Catholics at Communion
By Edward Foley,
Capuchin, Professor of Liturgy and Music
For Roman Catholics there are few if any religious acts as potent and powerful as that of receiving communion. In this singular ritual streams of revelation, salvation history, theology and devotion converge.
Central is the memory of Jesus, whom the New Testament represents as God's Son insistently revealing his covenant of love and message of reconciliation through table ministry, through daily eating and drinking with women and men of every station. He revealed himself in John's gospel as the Bread of Life and announced that those who feasted on him would live forever. The Jesus revelation in the New Testament culminates in a final meal with his disciples, a last supper, in which Jesus invites his disciples to take and eat his body, to take and drink of the covenant in his blood.
This focal ritual of eating and drinking what Roman Catholics believe is the sacramental presence of Christ was pivotal for the very development of Christianity. Some have argued that this meal activity that became to be known as Eucharist actually gave rise to the Church and that the "church was born around the table." Pope John Paul II's recent letter on the Eucharist acknowledges this tradition when the pope writes: "The Church draws her life from the Eucharist." This act of receiving communion -- of eating the consecrated bread and drinking the consecrated wine -- was the final act of incorporation in the community of believers. Even today, when adults enter the Catholic Church, they do so through an initiation ritual which culminates in communion.

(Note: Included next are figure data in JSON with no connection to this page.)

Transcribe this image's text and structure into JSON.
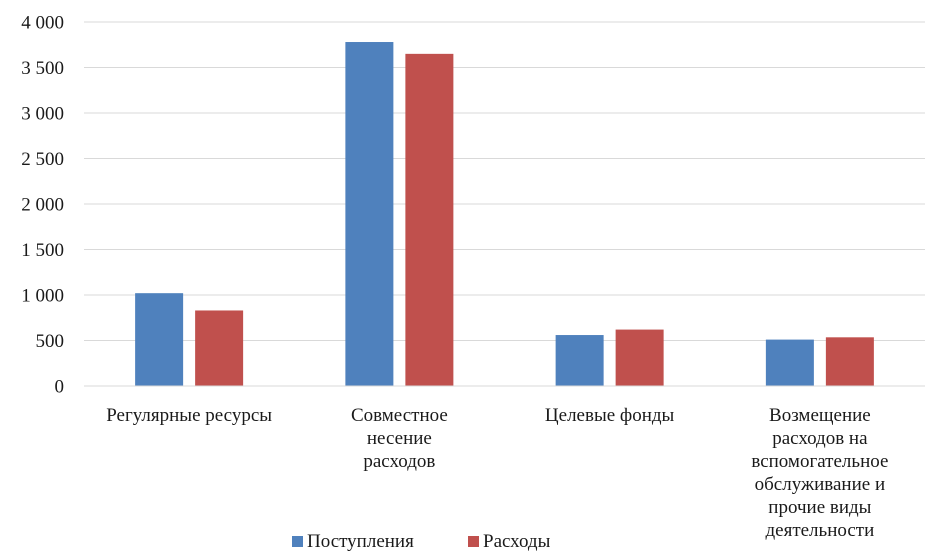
{
  "chart_data": {
    "type": "bar",
    "title": "",
    "xlabel": "",
    "ylabel": "",
    "ylim": [
      0,
      4000
    ],
    "yticks": [
      {
        "value": 0,
        "label": "0"
      },
      {
        "value": 500,
        "label": "500"
      },
      {
        "value": 1000,
        "label": "1 000"
      },
      {
        "value": 1500,
        "label": "1 500"
      },
      {
        "value": 2000,
        "label": "2 000"
      },
      {
        "value": 2500,
        "label": "2 500"
      },
      {
        "value": 3000,
        "label": "3 000"
      },
      {
        "value": 3500,
        "label": "3 500"
      },
      {
        "value": 4000,
        "label": "4 000"
      }
    ],
    "grid": true,
    "legend_position": "bottom",
    "categories": [
      [
        "Регулярные ресурсы"
      ],
      [
        "Совместное",
        "несение",
        "расходов"
      ],
      [
        "Целевые фонды"
      ],
      [
        "Возмещение",
        "расходов на",
        "вспомогательное",
        "обслуживание и",
        "прочие виды",
        "деятельности"
      ]
    ],
    "series": [
      {
        "name": "Поступления",
        "color": "#4f81bd",
        "values": [
          1020,
          3780,
          560,
          510
        ]
      },
      {
        "name": "Расходы",
        "color": "#c0504d",
        "values": [
          830,
          3650,
          620,
          535
        ]
      }
    ]
  }
}
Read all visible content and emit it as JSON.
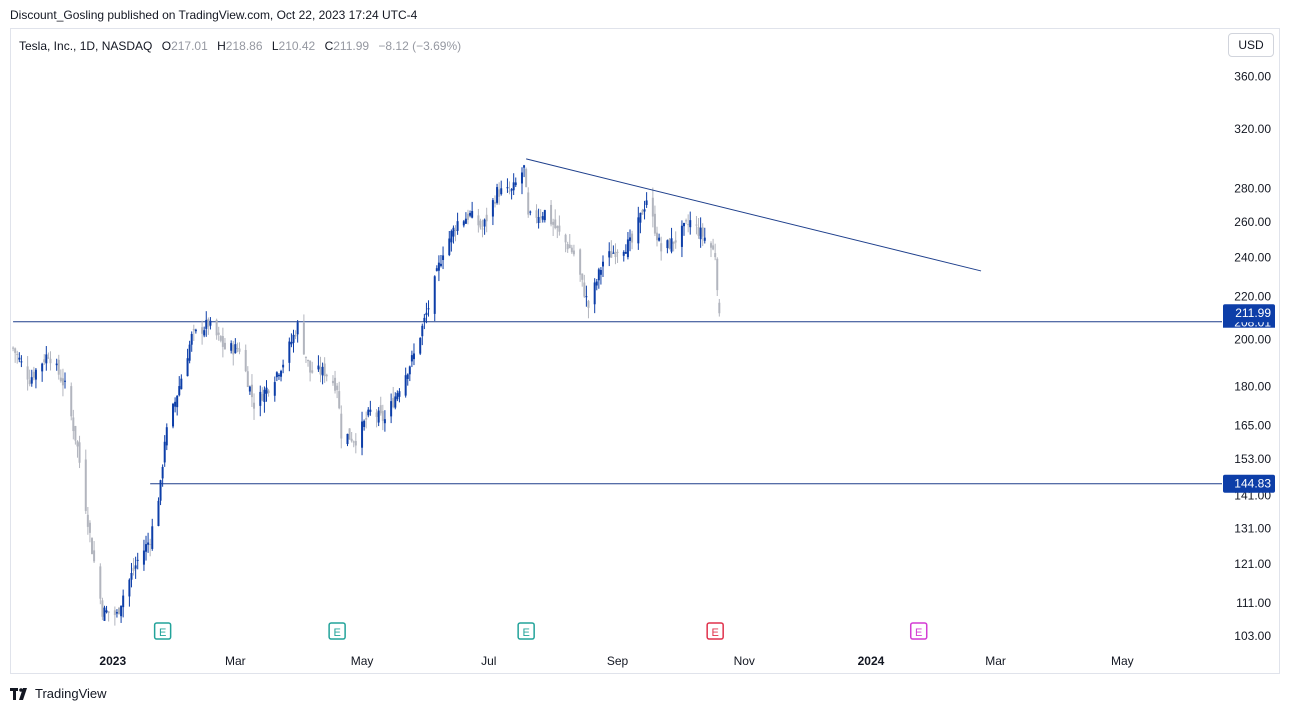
{
  "publisher_line": "Discount_Gosling published on TradingView.com, Oct 22, 2023 17:24 UTC-4",
  "legend": {
    "symbol": "Tesla, Inc., 1D, NASDAQ",
    "o_label": "O",
    "o_value": "217.01",
    "h_label": "H",
    "h_value": "218.86",
    "l_label": "L",
    "l_value": "210.42",
    "c_label": "C",
    "c_value": "211.99",
    "change": "−8.12 (−3.69%)"
  },
  "currency_button": "USD",
  "brand": "TradingView",
  "colors": {
    "up": "#0d3ea8",
    "down": "#b2b5be",
    "line": "#1e3f8c",
    "label_bg": "#0d3ea8",
    "earnings_past": "#22a39a",
    "earnings_recent": "#e0314b",
    "earnings_future": "#d43cd4"
  },
  "chart_data": {
    "type": "candlestick",
    "symbol": "TSLA",
    "interval": "1D",
    "y_scale": "log",
    "ylim": [
      101,
      375
    ],
    "y_ticks": [
      "360.00",
      "320.00",
      "280.00",
      "260.00",
      "240.00",
      "220.00",
      "200.00",
      "180.00",
      "165.00",
      "153.00",
      "141.00",
      "131.00",
      "121.00",
      "111.00",
      "103.00"
    ],
    "x_ticks": [
      {
        "label": "2023",
        "date": "2023-01-01",
        "bold": true
      },
      {
        "label": "Mar",
        "date": "2023-03-01"
      },
      {
        "label": "May",
        "date": "2023-05-01"
      },
      {
        "label": "Jul",
        "date": "2023-07-01"
      },
      {
        "label": "Sep",
        "date": "2023-09-01"
      },
      {
        "label": "Nov",
        "date": "2023-11-01"
      },
      {
        "label": "2024",
        "date": "2024-01-01",
        "bold": true
      },
      {
        "label": "Mar",
        "date": "2024-03-01"
      },
      {
        "label": "May",
        "date": "2024-05-01"
      }
    ],
    "xlim": [
      "2022-11-13",
      "2024-06-18"
    ],
    "price_labels": [
      {
        "value": 211.99,
        "text": "211.99"
      },
      {
        "value": 144.83,
        "text": "144.83"
      }
    ],
    "hidden_label": "208.01",
    "horizontal_lines": [
      {
        "value": 208.01,
        "from": "2022-11-14"
      },
      {
        "value": 144.83,
        "from": "2023-01-19"
      }
    ],
    "trend_line": {
      "start": [
        "2023-07-19",
        299.3
      ],
      "end": [
        "2024-02-23",
        233.0
      ]
    },
    "earnings": [
      {
        "date": "2023-01-25",
        "label": "E",
        "kind": "past"
      },
      {
        "date": "2023-04-19",
        "label": "E",
        "kind": "past"
      },
      {
        "date": "2023-07-19",
        "label": "E",
        "kind": "past"
      },
      {
        "date": "2023-10-18",
        "label": "E",
        "kind": "recent"
      },
      {
        "date": "2024-01-24",
        "label": "E",
        "kind": "future"
      }
    ],
    "anchors": [
      [
        "2022-11-14",
        196
      ],
      [
        "2022-11-22",
        183
      ],
      [
        "2022-12-01",
        194
      ],
      [
        "2022-12-09",
        180
      ],
      [
        "2022-12-15",
        157
      ],
      [
        "2022-12-22",
        125
      ],
      [
        "2022-12-27",
        109
      ],
      [
        "2023-01-03",
        108
      ],
      [
        "2023-01-06",
        113
      ],
      [
        "2023-01-13",
        122
      ],
      [
        "2023-01-19",
        128
      ],
      [
        "2023-01-24",
        144
      ],
      [
        "2023-01-26",
        160
      ],
      [
        "2023-01-31",
        174
      ],
      [
        "2023-02-08",
        201
      ],
      [
        "2023-02-16",
        207
      ],
      [
        "2023-02-24",
        196
      ],
      [
        "2023-03-03",
        196
      ],
      [
        "2023-03-10",
        173
      ],
      [
        "2023-03-17",
        180
      ],
      [
        "2023-03-24",
        190
      ],
      [
        "2023-03-31",
        206
      ],
      [
        "2023-04-06",
        186
      ],
      [
        "2023-04-13",
        186
      ],
      [
        "2023-04-19",
        180
      ],
      [
        "2023-04-21",
        162
      ],
      [
        "2023-04-28",
        160
      ],
      [
        "2023-05-05",
        170
      ],
      [
        "2023-05-12",
        167
      ],
      [
        "2023-05-19",
        180
      ],
      [
        "2023-05-26",
        193
      ],
      [
        "2023-06-02",
        215
      ],
      [
        "2023-06-09",
        244
      ],
      [
        "2023-06-16",
        260
      ],
      [
        "2023-06-22",
        264
      ],
      [
        "2023-06-28",
        256
      ],
      [
        "2023-07-05",
        278
      ],
      [
        "2023-07-12",
        278
      ],
      [
        "2023-07-18",
        293
      ],
      [
        "2023-07-20",
        262
      ],
      [
        "2023-07-28",
        266
      ],
      [
        "2023-08-04",
        253
      ],
      [
        "2023-08-11",
        242
      ],
      [
        "2023-08-18",
        215
      ],
      [
        "2023-08-25",
        238
      ],
      [
        "2023-09-01",
        245
      ],
      [
        "2023-09-08",
        248
      ],
      [
        "2023-09-15",
        274
      ],
      [
        "2023-09-22",
        244
      ],
      [
        "2023-09-29",
        250
      ],
      [
        "2023-10-06",
        260
      ],
      [
        "2023-10-13",
        251
      ],
      [
        "2023-10-18",
        242
      ],
      [
        "2023-10-20",
        212
      ]
    ]
  }
}
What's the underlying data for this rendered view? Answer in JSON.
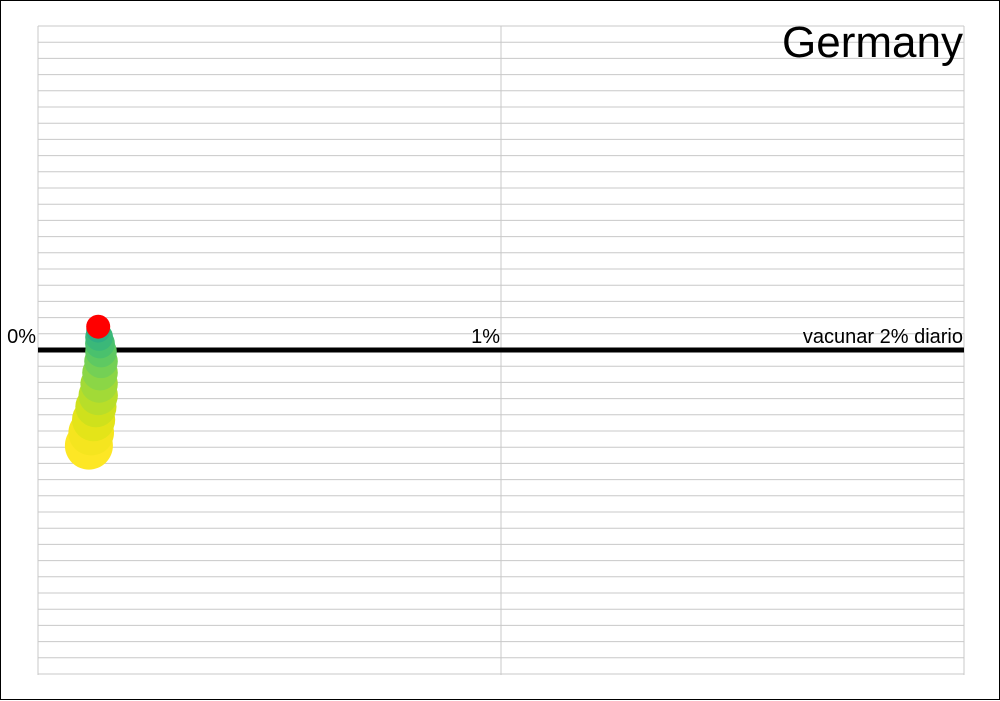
{
  "chart_data": {
    "type": "scatter",
    "title": "Germany",
    "x_ticks": [
      {
        "value": 0,
        "label": "0%"
      },
      {
        "value": 1,
        "label": "1%"
      },
      {
        "value": 2,
        "label": "vacunar 2% diario"
      }
    ],
    "xlim": [
      0,
      2
    ],
    "ylim": [
      -1,
      1
    ],
    "reference_line_y": 0,
    "grid": true,
    "points": [
      {
        "x": 0.11,
        "y": -0.295,
        "size": 1.0,
        "color": "#fde725"
      },
      {
        "x": 0.115,
        "y": -0.255,
        "size": 0.95,
        "color": "#f5e51f"
      },
      {
        "x": 0.12,
        "y": -0.215,
        "size": 0.9,
        "color": "#e4e419"
      },
      {
        "x": 0.125,
        "y": -0.175,
        "size": 0.86,
        "color": "#cfe11c"
      },
      {
        "x": 0.13,
        "y": -0.14,
        "size": 0.82,
        "color": "#b8de29"
      },
      {
        "x": 0.132,
        "y": -0.105,
        "size": 0.78,
        "color": "#a2da37"
      },
      {
        "x": 0.134,
        "y": -0.07,
        "size": 0.74,
        "color": "#8bd646"
      },
      {
        "x": 0.136,
        "y": -0.035,
        "size": 0.7,
        "color": "#74d055"
      },
      {
        "x": 0.136,
        "y": -0.005,
        "size": 0.66,
        "color": "#5ec962"
      },
      {
        "x": 0.134,
        "y": 0.02,
        "size": 0.62,
        "color": "#4ac16d"
      },
      {
        "x": 0.132,
        "y": 0.04,
        "size": 0.58,
        "color": "#3bb879"
      },
      {
        "x": 0.13,
        "y": 0.06,
        "size": 0.5,
        "color": "#2fae82"
      },
      {
        "x": 0.13,
        "y": 0.072,
        "size": 0.5,
        "color": "#ff0000"
      }
    ]
  }
}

Ironically, over the centuries Catholic Christians communed less frequency. Often because of an overemphasis on their sinfulness, believers were content with watching the host being raised, or making an act of spiritual communion rather than actually eating and drinking. At the beginning of the 20th century, however, popes and other church leaders began to emphasize more frequent communion. The age for making one's first communion was lowered to 7 or 8, what Roman Catholics consider to be the age of reason. Frequent communion was bolstered by the Second Vatican Council which in 1963 declared that norm for judging the reform of Catholic worship would be the active participation of the people and that the more perfect form of the people's participation was their receiving of communion.
Some have suggested that Roman Catholics share a particular form of religious or sacramental imagination which makes them comfortable employing material things in expressing their faith. A Catholic church is apt to have candles, and statues, and a display of holy oils. Of all the symbols of our faith, none invites more intimacy with God and identification with other baptized Catholics than the act of receiving consecrated bread and wine. Many do it every Sunday. Some do it every day.
Preventing someone from receiving communion is a very serious act, for it announces a break in their communion with Church which is also thought of as Christ's body. By withholding communion the church publicly symbolizes that rift between the person and the church by denying the person what the church believes to be a most intimate and gracious encounter with the God of Jesus Christ. It is not surprising, then, that there be concern, public discussion and serious reflection when Catholics are barred from the table.